- Born: 2 May 1903 Dublin
- Died: 18 July 1989 (aged 86)
- Known for: First Irish woman stockbroker

= Oonah Keogh =

Irish stockbroker (1903–1989)

Oonah Keogh (2 May 1903 – 18 July 1989) was an Irish woman who became the first female member of the Dublin Stock Exchange, in 1925. She may also have been the first woman stockbroker anywhere in the world accredited on a national exchange.

==Early life and education==
Una Mary Irene Keogh was born in Dublin in 1903 to Joseph Chapman Keogh of Wicklow and Annie Kathleen Doyne of Mullingar, a middle daughter of eight children. Her father was known as the youngest bank manager in Irish history in the 1880s when he took on the job at age 24. Keogh attended the Catholic girl's schools St. Mary's Priory in Warwickshire and Alexandra College in Dublin, and also spent time studying at the Metropolitan School of Art. From 1922 through 1924 Keogh travelled around Africa and Europe with a governess. After she returned to London to study her father gave her a job in the family business, Joseph Keogh & Company Stockbroking.

==Career==
A small number of women around the world had begun to work as stockbrokers in various capacities by the late 19th century. Sisters Victoria Woodhull and Tennessee Claflin were the first women to open a brokerage firm on Wall Street, in 1870, while Amy Bell was the first British woman to found her own firm in London, in 1886. However, the major national exchanges of Europe and North America mostly barred women from becoming members, and so these women tended to work outside of the system – either by offering consultancy services for female clients who were ignored by mainstream firms, by relying on accredited intermediaries to trade on exchanges on their behalf, or by specialising in financial products which were not traded via exchanges at all.

This systemic discrimination against women in the financial sector means that determining the true "first" woman stockbroker, either in the world or just a specific country, was difficult in the era before World War I. However, newspaper reports from the years immediately following the war indicate that women stockbrokers were increasingly common, with a small number accepted into exchanges in New York City, Berlin, and Amsterdam. In the UK, Doris Mortimer was the first woman to become a member of a British stock exchange when she joined Exeter's in 1923—while the London Stock Exchange would not admit its first female members until 1973.

Nevertheless, the Dublin Stock Exchange had never accepted a woman as a member before by the time Keogh returned to Ireland to work for her father's firm. The new Irish constitution guaranteed equality, and, with her education and wealth, Keogh was fully qualified. She was admitted to the exchange on 4 May 1925 after a three-week deliberation and voting process. She worked there for 14 years. Keogh experienced the typical difficulties of being the only woman in a male-dominated industry. In an interview in 1971, she said: One of the disadvantages in those days was that women did not socialise with men in lounges of pubs.

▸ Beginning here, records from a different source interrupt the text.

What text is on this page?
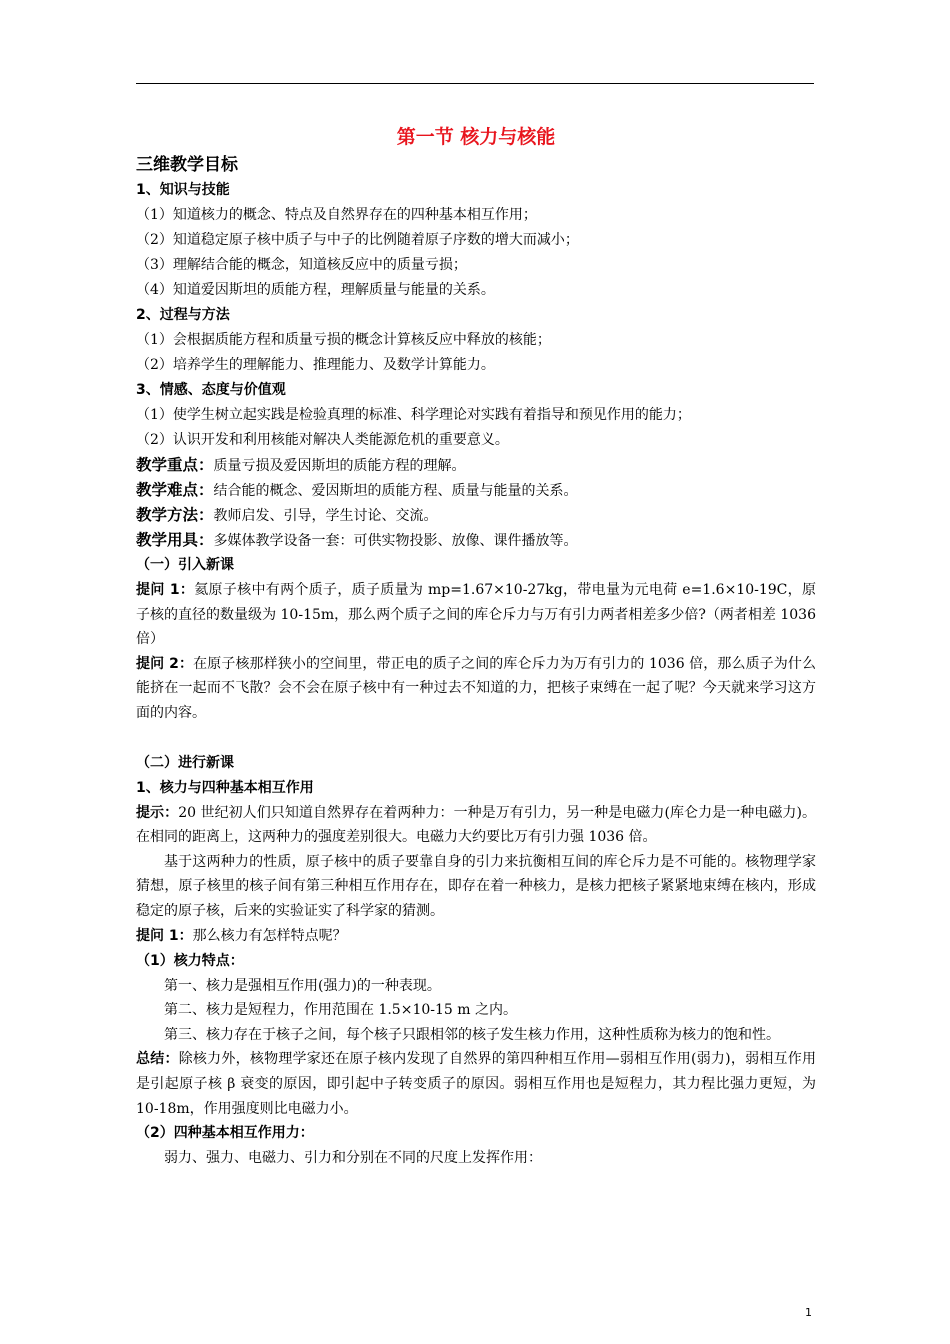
第一节 核力与核能
三维教学目标
1、知识与技能
（1）知道核力的概念、特点及自然界存在的四种基本相互作用；
（2）知道稳定原子核中质子与中子的比例随着原子序数的增大而减小；
（3）理解结合能的概念，知道核反应中的质量亏损；
（4）知道爱因斯坦的质能方程，理解质量与能量的关系。
2、过程与方法
（1）会根据质能方程和质量亏损的概念计算核反应中释放的核能；
（2）培养学生的理解能力、推理能力、及数学计算能力。
3、情感、态度与价值观
（1）使学生树立起实践是检验真理的标准、科学理论对实践有着指导和预见作用的能力；
（2）认识开发和利用核能对解决人类能源危机的重要意义。
教学重点：质量亏损及爱因斯坦的质能方程的理解。
教学难点：结合能的概念、爱因斯坦的质能方程、质量与能量的关系。
教学方法：教师启发、引导，学生讨论、交流。
教学用具：多媒体教学设备一套：可供实物投影、放像、课件播放等。
（一）引入新课
提问 1：氦原子核中有两个质子，质子质量为 mp=1.67×10-27kg，带电量为元电荷 e=1.6×10-19C，原子核的直径的数量级为 10-15m，那么两个质子之间的库仑斥力与万有引力两者相差多少倍?（两者相差 1036 倍）
提问 2：在原子核那样狭小的空间里，带正电的质子之间的库仑斥力为万有引力的 1036 倍，那么质子为什么能挤在一起而不飞散？会不会在原子核中有一种过去不知道的力，把核子束缚在一起了呢？今天就来学习这方面的内容。
（二）进行新课
1、核力与四种基本相互作用
提示：20 世纪初人们只知道自然界存在着两种力：一种是万有引力，另一种是电磁力(库仑力是一种电磁力)。在相同的距离上，这两种力的强度差别很大。电磁力大约要比万有引力强 1036 倍。
基于这两种力的性质，原子核中的质子要靠自身的引力来抗衡相互间的库仑斥力是不可能的。核物理学家猜想，原子核里的核子间有第三种相互作用存在，即存在着一种核力，是核力把核子紧紧地束缚在核内，形成稳定的原子核，后来的实验证实了科学家的猜测。
提问 1：那么核力有怎样特点呢？
（1）核力特点：
第一、核力是强相互作用(强力)的一种表现。
第二、核力是短程力，作用范围在 1.5×10-15 m 之内。
第三、核力存在于核子之间，每个核子只跟相邻的核子发生核力作用，这种性质称为核力的饱和性。
总结：除核力外，核物理学家还在原子核内发现了自然界的第四种相互作用—弱相互作用(弱力)，弱相互作用是引起原子核 β 衰变的原因，即引起中子转变质子的原因。弱相互作用也是短程力，其力程比强力更短，为 10-18m，作用强度则比电磁力小。
（2）四种基本相互作用力：
弱力、强力、电磁力、引力和分别在不同的尺度上发挥作用：
1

When the men retired to Jury’s to relax after transacting business I could not accompany them. And even when I went to the races with my father it was the same. He would go to the bar for a drink, I would have to slip off for afternoon tea. Disagreements with her father encouraged her to take some time off and visit her sisters Eta and Genevieve in Hampshire in England. It was there she met her husband.

==Personal life==
Keogh married Russian émigré Bayan Giltsof. When she married, Keogh resigned from her father's company but not from the Stock Exchange. She gave them notice of her new name and status. However, initially, she moved to Taunton, Somerset, England with her husband. There they began a building business and developed Tudor houses. She had a daughter Tatiana born in 1935 and two sons Rurik, in 1937 and Nicholi in 1939. Her fourth child Bayan was born in 1945. After her father's business went bankrupt, there was a court case involving one of his creditors. Keogh had lodged shares with a bank which was now claiming that they were owed against the company debts. Her father had not removed her name from the company documents and Keogh was found to owe the money, and thus also the court costs.

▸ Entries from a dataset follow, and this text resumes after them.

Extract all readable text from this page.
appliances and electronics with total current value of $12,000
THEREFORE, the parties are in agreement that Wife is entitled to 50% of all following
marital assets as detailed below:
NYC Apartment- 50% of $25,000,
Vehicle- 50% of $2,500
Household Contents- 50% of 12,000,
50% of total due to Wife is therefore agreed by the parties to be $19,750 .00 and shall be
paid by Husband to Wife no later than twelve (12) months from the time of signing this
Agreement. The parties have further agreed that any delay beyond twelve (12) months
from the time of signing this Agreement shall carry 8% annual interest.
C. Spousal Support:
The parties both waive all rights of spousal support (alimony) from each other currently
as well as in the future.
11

The family sold up the British home and moved back to Ireland. They bought land in Wicklow and created a set of houses known as The Russian Village. Irish President Cearbhall Ó Dálaigh retired there in 1976. In 1952 the family moved again to Ontario but they returned to England in 1953. Shortly after this, the couple separated. Giltsof returned to Wicklow until his death in 1977. Keogh moved with her daughter's family to Madrid. There she taught English in an international primary school. 1980 saw her return to Dublin with her daughter after her daughter's husband died. Both women died within eight days of each other in 1989, Keogh preceded by her daughter. They are buried in the family grave in Deansgrange Cemetery.